On 11 January in 1922, a 14-year-old boy in Toronto was given the first insulin injection to treat diabetes. His name was Leonard Thompson, and he lived for another 13 years, before dying of pneumonia when he was 27 years old.

Before he was given insulin for the first time, Leonard was on the only treatment available at the time for those diagnosed with type 1 diabetes. He was on a starvation diet, and he was close to death, drifting in and out of a coma because of diabetes-related ketoacidosis.

There are dates each year that trigger reminder lessons in the discovery of insulin. On those days, I say a silent thank you to Banting and Best for their work, grateful to them for my life and I peek into my refrigerator at the vials of insulin within easy reach for when they are needed.

But I also feel a great sense of sadness and frustration, because today, ninety-seven years after Leonard Thompson was given his first insulin injection, this miracle drug is still inaccessible to so many people with diabetes. And people are dying, suffering in the way that Leonard was before he was given the drug for the first time.

Yes, I said ‘suffering’. And I don’t use that word. I don’t suffer from diabetes – I live with it. But make no mistake, someone who cannot access insulin and is dying from diabetic ketoacidosis is suffering. They are in pain; their body is in distress. They are dying.

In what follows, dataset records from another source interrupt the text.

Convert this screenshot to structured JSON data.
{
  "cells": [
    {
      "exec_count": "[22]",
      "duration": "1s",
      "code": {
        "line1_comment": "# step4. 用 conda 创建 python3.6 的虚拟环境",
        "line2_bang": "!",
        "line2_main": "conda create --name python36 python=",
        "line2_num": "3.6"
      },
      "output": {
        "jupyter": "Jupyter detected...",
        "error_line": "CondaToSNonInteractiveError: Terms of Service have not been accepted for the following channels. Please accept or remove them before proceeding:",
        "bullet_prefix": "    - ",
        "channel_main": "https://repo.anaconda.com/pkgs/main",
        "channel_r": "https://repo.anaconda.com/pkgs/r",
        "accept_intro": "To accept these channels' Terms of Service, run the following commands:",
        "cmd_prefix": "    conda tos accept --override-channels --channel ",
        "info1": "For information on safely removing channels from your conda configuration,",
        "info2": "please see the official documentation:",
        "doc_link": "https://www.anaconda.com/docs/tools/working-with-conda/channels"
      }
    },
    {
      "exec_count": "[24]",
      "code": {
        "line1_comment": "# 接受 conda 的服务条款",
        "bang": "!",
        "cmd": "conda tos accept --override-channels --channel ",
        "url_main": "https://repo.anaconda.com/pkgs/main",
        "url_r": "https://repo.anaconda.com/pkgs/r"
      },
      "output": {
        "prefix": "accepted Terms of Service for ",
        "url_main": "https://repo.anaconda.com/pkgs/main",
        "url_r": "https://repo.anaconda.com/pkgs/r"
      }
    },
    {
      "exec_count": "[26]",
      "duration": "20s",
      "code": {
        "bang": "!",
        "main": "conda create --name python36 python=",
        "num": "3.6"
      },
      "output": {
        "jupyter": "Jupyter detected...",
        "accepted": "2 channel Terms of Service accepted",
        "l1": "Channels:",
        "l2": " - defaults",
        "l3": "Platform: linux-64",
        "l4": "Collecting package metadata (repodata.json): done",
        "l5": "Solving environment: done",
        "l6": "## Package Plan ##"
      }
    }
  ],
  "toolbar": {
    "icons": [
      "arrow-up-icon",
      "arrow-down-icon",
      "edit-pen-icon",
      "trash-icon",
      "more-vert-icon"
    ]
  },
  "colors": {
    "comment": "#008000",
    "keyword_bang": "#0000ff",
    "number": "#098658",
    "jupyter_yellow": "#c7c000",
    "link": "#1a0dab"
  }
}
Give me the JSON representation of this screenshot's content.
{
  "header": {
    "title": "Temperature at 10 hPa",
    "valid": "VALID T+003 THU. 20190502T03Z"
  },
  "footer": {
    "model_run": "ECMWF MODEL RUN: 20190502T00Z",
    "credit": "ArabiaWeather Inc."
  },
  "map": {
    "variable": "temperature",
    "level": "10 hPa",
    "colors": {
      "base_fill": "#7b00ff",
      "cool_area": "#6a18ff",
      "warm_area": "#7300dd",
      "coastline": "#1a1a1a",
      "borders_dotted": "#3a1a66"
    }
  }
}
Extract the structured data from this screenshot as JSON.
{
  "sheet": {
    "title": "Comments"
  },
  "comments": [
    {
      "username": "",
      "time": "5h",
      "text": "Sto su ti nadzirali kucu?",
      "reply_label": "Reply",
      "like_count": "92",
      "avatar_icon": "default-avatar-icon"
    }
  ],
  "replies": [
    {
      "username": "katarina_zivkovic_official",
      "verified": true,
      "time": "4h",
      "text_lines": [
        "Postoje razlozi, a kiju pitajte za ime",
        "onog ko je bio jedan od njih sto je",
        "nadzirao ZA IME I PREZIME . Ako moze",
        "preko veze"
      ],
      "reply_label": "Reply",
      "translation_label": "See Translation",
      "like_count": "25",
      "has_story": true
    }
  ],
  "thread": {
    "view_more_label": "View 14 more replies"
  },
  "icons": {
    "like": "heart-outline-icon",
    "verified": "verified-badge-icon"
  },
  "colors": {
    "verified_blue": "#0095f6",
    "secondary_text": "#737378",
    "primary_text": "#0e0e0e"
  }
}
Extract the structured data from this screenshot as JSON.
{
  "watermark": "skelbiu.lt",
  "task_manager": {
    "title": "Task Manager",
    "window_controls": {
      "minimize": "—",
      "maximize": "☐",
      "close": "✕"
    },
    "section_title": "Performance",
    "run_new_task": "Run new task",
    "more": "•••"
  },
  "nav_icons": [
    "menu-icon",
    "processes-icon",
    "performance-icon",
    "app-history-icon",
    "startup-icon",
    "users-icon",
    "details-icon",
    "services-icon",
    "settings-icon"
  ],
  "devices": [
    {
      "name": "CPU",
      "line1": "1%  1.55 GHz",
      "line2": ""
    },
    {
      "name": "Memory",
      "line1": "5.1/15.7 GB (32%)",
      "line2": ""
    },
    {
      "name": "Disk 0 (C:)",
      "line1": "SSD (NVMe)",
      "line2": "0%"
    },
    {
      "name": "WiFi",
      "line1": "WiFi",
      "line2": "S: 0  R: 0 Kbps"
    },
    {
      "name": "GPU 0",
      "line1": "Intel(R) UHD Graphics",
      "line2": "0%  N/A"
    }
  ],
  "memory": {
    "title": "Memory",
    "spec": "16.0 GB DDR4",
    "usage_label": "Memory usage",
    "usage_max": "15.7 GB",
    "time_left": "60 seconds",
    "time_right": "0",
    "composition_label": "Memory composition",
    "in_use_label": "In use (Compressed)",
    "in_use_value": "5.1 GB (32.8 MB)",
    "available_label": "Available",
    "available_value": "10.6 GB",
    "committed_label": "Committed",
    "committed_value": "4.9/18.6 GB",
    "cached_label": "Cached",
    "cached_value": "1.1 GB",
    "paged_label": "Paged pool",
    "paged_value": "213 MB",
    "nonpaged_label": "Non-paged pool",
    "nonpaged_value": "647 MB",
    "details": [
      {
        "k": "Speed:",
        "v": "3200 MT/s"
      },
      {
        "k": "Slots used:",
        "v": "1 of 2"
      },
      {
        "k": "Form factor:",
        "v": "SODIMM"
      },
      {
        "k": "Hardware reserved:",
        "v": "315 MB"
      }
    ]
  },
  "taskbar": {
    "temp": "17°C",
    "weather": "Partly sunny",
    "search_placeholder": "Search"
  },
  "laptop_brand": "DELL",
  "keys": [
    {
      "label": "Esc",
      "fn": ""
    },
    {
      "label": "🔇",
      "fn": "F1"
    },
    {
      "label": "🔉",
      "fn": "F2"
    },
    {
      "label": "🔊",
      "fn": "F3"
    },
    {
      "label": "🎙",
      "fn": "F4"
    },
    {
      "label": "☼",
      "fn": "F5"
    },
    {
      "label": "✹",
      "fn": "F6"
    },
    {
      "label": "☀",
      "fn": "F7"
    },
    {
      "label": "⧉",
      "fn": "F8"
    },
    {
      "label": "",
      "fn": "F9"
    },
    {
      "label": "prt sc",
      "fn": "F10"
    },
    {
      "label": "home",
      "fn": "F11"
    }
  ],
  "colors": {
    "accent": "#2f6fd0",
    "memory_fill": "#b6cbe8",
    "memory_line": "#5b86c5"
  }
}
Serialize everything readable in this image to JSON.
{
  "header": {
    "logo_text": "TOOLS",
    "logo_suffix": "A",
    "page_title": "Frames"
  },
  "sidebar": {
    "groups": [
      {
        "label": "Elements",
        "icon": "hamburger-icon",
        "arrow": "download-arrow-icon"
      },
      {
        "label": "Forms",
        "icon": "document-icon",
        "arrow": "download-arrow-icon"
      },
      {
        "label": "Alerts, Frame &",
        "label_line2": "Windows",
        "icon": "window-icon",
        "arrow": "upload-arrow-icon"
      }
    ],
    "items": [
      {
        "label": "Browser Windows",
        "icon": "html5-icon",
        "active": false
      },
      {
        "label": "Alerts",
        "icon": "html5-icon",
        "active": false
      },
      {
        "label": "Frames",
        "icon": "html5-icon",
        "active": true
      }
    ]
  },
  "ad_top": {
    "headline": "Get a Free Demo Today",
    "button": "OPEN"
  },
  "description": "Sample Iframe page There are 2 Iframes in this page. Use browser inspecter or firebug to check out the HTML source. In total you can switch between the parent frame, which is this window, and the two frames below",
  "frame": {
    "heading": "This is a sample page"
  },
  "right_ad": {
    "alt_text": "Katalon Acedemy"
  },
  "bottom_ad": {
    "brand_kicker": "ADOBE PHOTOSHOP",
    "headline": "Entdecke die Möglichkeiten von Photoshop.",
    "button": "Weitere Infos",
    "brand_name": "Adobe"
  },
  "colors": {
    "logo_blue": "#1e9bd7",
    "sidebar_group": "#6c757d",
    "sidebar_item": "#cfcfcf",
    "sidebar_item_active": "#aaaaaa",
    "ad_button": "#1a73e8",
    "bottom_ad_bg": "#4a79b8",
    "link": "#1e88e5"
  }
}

The playing field is so un-level and that is simply not fair. So if you are able to – if you are one of the fortunate ones with insulin in your fridge, please do consider donating to those who are not.

Around Valentine’s Day each year, Spare a Rose suggests sending 11 instead of 12 roses. The AUD$6 saved provides insulin for a month to child with diabetes through the IDF’s Life for a Child program.

Insulin for Life Global needs donations to fund transport costs for delivering insulin to those most in need. AUD$12.50 will cover the cost of sending two weeks’ worth of insulin.